On Ando’s website, a statement notes that the company’s “team and technology” will still be playing role in looking at the future of delivery. “Even though we’re saying goodbye, we sincerely appreciate you inviting us into your homes and offices,” an email to customers says. Eater has reached out to Ando and Chang for more information.
In a statement, Jason Droege, head of UberEat’s parent department Uber Everything, says: “We are committed to investing in technology that helps consumers, delivery and restaurant partners alike. Ando’s insights will help our restaurant technology team as we work with our restaurant partners to grow their business.”

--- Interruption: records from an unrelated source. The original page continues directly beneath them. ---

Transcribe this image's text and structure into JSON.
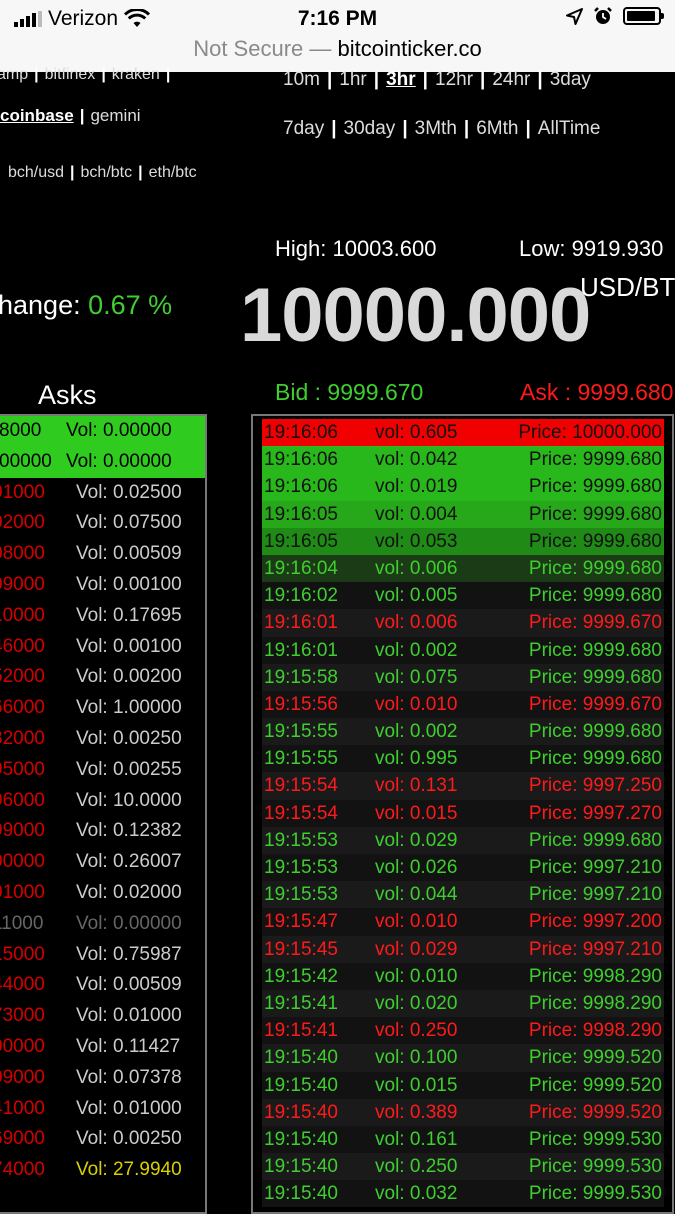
{
  "statusbar": {
    "carrier": "Verizon",
    "time": "7:16 PM"
  },
  "addressbar": {
    "security": "Not Secure —",
    "domain": "bitcointicker.co"
  },
  "exchanges": {
    "row1": [
      "amp",
      "bitfinex",
      "kraken"
    ],
    "row2": [
      "coinbase",
      "gemini"
    ],
    "selected": "coinbase"
  },
  "pairs": [
    "bch/usd",
    "bch/btc",
    "eth/btc"
  ],
  "ranges": {
    "row1": [
      "10m",
      "1hr",
      "3hr",
      "12hr",
      "24hr",
      "3day"
    ],
    "row2": [
      "7day",
      "30day",
      "3Mth",
      "6Mth",
      "AllTime"
    ],
    "selected": "3hr"
  },
  "ticker": {
    "high": "High: 10003.600",
    "low": "Low: 9919.930",
    "change_label": "hange:",
    "change_value": "0.67 %",
    "price": "10000.000",
    "unit": "USD/BT",
    "bid": "Bid  : 9999.670",
    "ask": "Ask : 9999.680"
  },
  "asks": {
    "title": "Asks",
    "rows": [
      {
        "price": "8000",
        "vol": "Vol: 0.00000",
        "style": "hl"
      },
      {
        "price": "00000",
        "vol": "Vol: 0.00000",
        "style": "hl"
      },
      {
        "price": "01000",
        "vol": "Vol: 0.02500",
        "style": "n"
      },
      {
        "price": "02000",
        "vol": "Vol: 0.07500",
        "style": "n"
      },
      {
        "price": "08000",
        "vol": "Vol: 0.00509",
        "style": "n"
      },
      {
        "price": "09000",
        "vol": "Vol: 0.00100",
        "style": "n"
      },
      {
        "price": "10000",
        "vol": "Vol: 0.17695",
        "style": "n"
      },
      {
        "price": "46000",
        "vol": "Vol: 0.00100",
        "style": "n"
      },
      {
        "price": "52000",
        "vol": "Vol: 0.00200",
        "style": "n"
      },
      {
        "price": "66000",
        "vol": "Vol: 1.00000",
        "style": "n"
      },
      {
        "price": "82000",
        "vol": "Vol: 0.00250",
        "style": "n"
      },
      {
        "price": "95000",
        "vol": "Vol: 0.00255",
        "style": "n"
      },
      {
        "price": "96000",
        "vol": "Vol: 10.0000",
        "style": "n"
      },
      {
        "price": "99000",
        "vol": "Vol: 0.12382",
        "style": "n"
      },
      {
        "price": "00000",
        "vol": "Vol: 0.26007",
        "style": "n"
      },
      {
        "price": "01000",
        "vol": "Vol: 0.02000",
        "style": "n"
      },
      {
        "price": "11000",
        "vol": "Vol: 0.00000",
        "style": "dim"
      },
      {
        "price": "15000",
        "vol": "Vol: 0.75987",
        "style": "n"
      },
      {
        "price": "44000",
        "vol": "Vol: 0.00509",
        "style": "n"
      },
      {
        "price": "73000",
        "vol": "Vol: 0.01000",
        "style": "n"
      },
      {
        "price": "00000",
        "vol": "Vol: 0.11427",
        "style": "n"
      },
      {
        "price": "09000",
        "vol": "Vol: 0.07378",
        "style": "n"
      },
      {
        "price": "41000",
        "vol": "Vol: 0.01000",
        "style": "n"
      },
      {
        "price": "69000",
        "vol": "Vol: 0.00250",
        "style": "n"
      },
      {
        "price": "74000",
        "vol": "Vol: 27.9940",
        "style": "big"
      }
    ]
  },
  "trades": [
    {
      "time": "19:16:06",
      "vol": "vol: 0.605",
      "price": "Price: 10000.000",
      "side": "sell",
      "flash": "#f00000"
    },
    {
      "time": "19:16:06",
      "vol": "vol: 0.042",
      "price": "Price: 9999.680",
      "side": "buy",
      "flash": "#28b81c"
    },
    {
      "time": "19:16:06",
      "vol": "vol: 0.019",
      "price": "Price: 9999.680",
      "side": "buy",
      "flash": "#28b81c"
    },
    {
      "time": "19:16:05",
      "vol": "vol: 0.004",
      "price": "Price: 9999.680",
      "side": "buy",
      "flash": "#27a81b"
    },
    {
      "time": "19:16:05",
      "vol": "vol: 0.053",
      "price": "Price: 9999.680",
      "side": "buy",
      "flash": "#1f8a16"
    },
    {
      "time": "19:16:04",
      "vol": "vol: 0.006",
      "price": "Price: 9999.680",
      "side": "buy",
      "flash": "#1b3b16"
    },
    {
      "time": "19:16:02",
      "vol": "vol: 0.005",
      "price": "Price: 9999.680",
      "side": "buy",
      "flash": "#121212"
    },
    {
      "time": "19:16:01",
      "vol": "vol: 0.006",
      "price": "Price: 9999.670",
      "side": "sell",
      "flash": "#1a1a1a"
    },
    {
      "time": "19:16:01",
      "vol": "vol: 0.002",
      "price": "Price: 9999.680",
      "side": "buy",
      "flash": "#121212"
    },
    {
      "time": "19:15:58",
      "vol": "vol: 0.075",
      "price": "Price: 9999.680",
      "side": "buy",
      "flash": "#1a1a1a"
    },
    {
      "time": "19:15:56",
      "vol": "vol: 0.010",
      "price": "Price: 9999.670",
      "side": "sell",
      "flash": "#121212"
    },
    {
      "time": "19:15:55",
      "vol": "vol: 0.002",
      "price": "Price: 9999.680",
      "side": "buy",
      "flash": "#1a1a1a"
    },
    {
      "time": "19:15:55",
      "vol": "vol: 0.995",
      "price": "Price: 9999.680",
      "side": "buy",
      "flash": "#121212"
    },
    {
      "time": "19:15:54",
      "vol": "vol: 0.131",
      "price": "Price: 9997.250",
      "side": "sell",
      "flash": "#1a1a1a"
    },
    {
      "time": "19:15:54",
      "vol": "vol: 0.015",
      "price": "Price: 9997.270",
      "side": "sell",
      "flash": "#121212"
    },
    {
      "time": "19:15:53",
      "vol": "vol: 0.029",
      "price": "Price: 9999.680",
      "side": "buy",
      "flash": "#1a1a1a"
    },
    {
      "time": "19:15:53",
      "vol": "vol: 0.026",
      "price": "Price: 9997.210",
      "side": "buy",
      "flash": "#121212"
    },
    {
      "time": "19:15:53",
      "vol": "vol: 0.044",
      "price": "Price: 9997.210",
      "side": "buy",
      "flash": "#1a1a1a"
    },
    {
      "time": "19:15:47",
      "vol": "vol: 0.010",
      "price": "Price: 9997.200",
      "side": "sell",
      "flash": "#121212"
    },
    {
      "time": "19:15:45",
      "vol": "vol: 0.029",
      "price": "Price: 9997.210",
      "side": "sell",
      "flash": "#1a1a1a"
    },
    {
      "time": "19:15:42",
      "vol": "vol: 0.010",
      "price": "Price: 9998.290",
      "side": "buy",
      "flash": "#121212"
    },
    {
      "time": "19:15:41",
      "vol": "vol: 0.020",
      "price": "Price: 9998.290",
      "side": "buy",
      "flash": "#1a1a1a"
    },
    {
      "time": "19:15:41",
      "vol": "vol: 0.250",
      "price": "Price: 9998.290",
      "side": "sell",
      "flash": "#121212"
    },
    {
      "time": "19:15:40",
      "vol": "vol: 0.100",
      "price": "Price: 9999.520",
      "side": "buy",
      "flash": "#1a1a1a"
    },
    {
      "time": "19:15:40",
      "vol": "vol: 0.015",
      "price": "Price: 9999.520",
      "side": "buy",
      "flash": "#121212"
    },
    {
      "time": "19:15:40",
      "vol": "vol: 0.389",
      "price": "Price: 9999.520",
      "side": "sell",
      "flash": "#1a1a1a"
    },
    {
      "time": "19:15:40",
      "vol": "vol: 0.161",
      "price": "Price: 9999.530",
      "side": "buy",
      "flash": "#121212"
    },
    {
      "time": "19:15:40",
      "vol": "vol: 0.250",
      "price": "Price: 9999.530",
      "side": "buy",
      "flash": "#1a1a1a"
    },
    {
      "time": "19:15:40",
      "vol": "vol: 0.032",
      "price": "Price: 9999.530",
      "side": "buy",
      "flash": "#121212"
    }
  ],
  "colors": {
    "buy": "#3ecf2e",
    "sell": "#ff1a1a",
    "flash_text": "#111111",
    "ask_price": "#d40000",
    "ask_vol": "#cccccc",
    "ask_dim": "#666666",
    "ask_big": "#d8d000"
  },
  "icons": [
    "signal-bars-icon",
    "wifi-icon",
    "location-arrow-icon",
    "alarm-clock-icon",
    "battery-icon"
  ]
}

Things have continuously been somewhat rocky for Ando, which collected $7 million in venture capital funding, including cash from angel investors Jimmy Fallon and Aziz Ansari. It first launched in spring 2016 as a bid to up the delivery game in New York, starting with Midtown East and eventually moving its network downtown.
But the delivery market is tough. Critic Ryan Sutton wrote in a review that he found the food mediocre. Ando had menu revamps, delivery zone changes, and started handing out coupons at one point. In September 2017, the company pivoted, hiring a former Pret executive to be CEO and caving from its “delivery-only” moniker by adding a physical restaurant near Union Square. At the time, CEO Andy Taylor predicted Ando would be profitable by early 2018.
Ando joins a now very long list of failed Silicon Valley-backed delivery-only ventures. Maple, where Chang is an investor, shut down last spring. Over in SF, Sprig, Bento, and SpoonRocket also closed.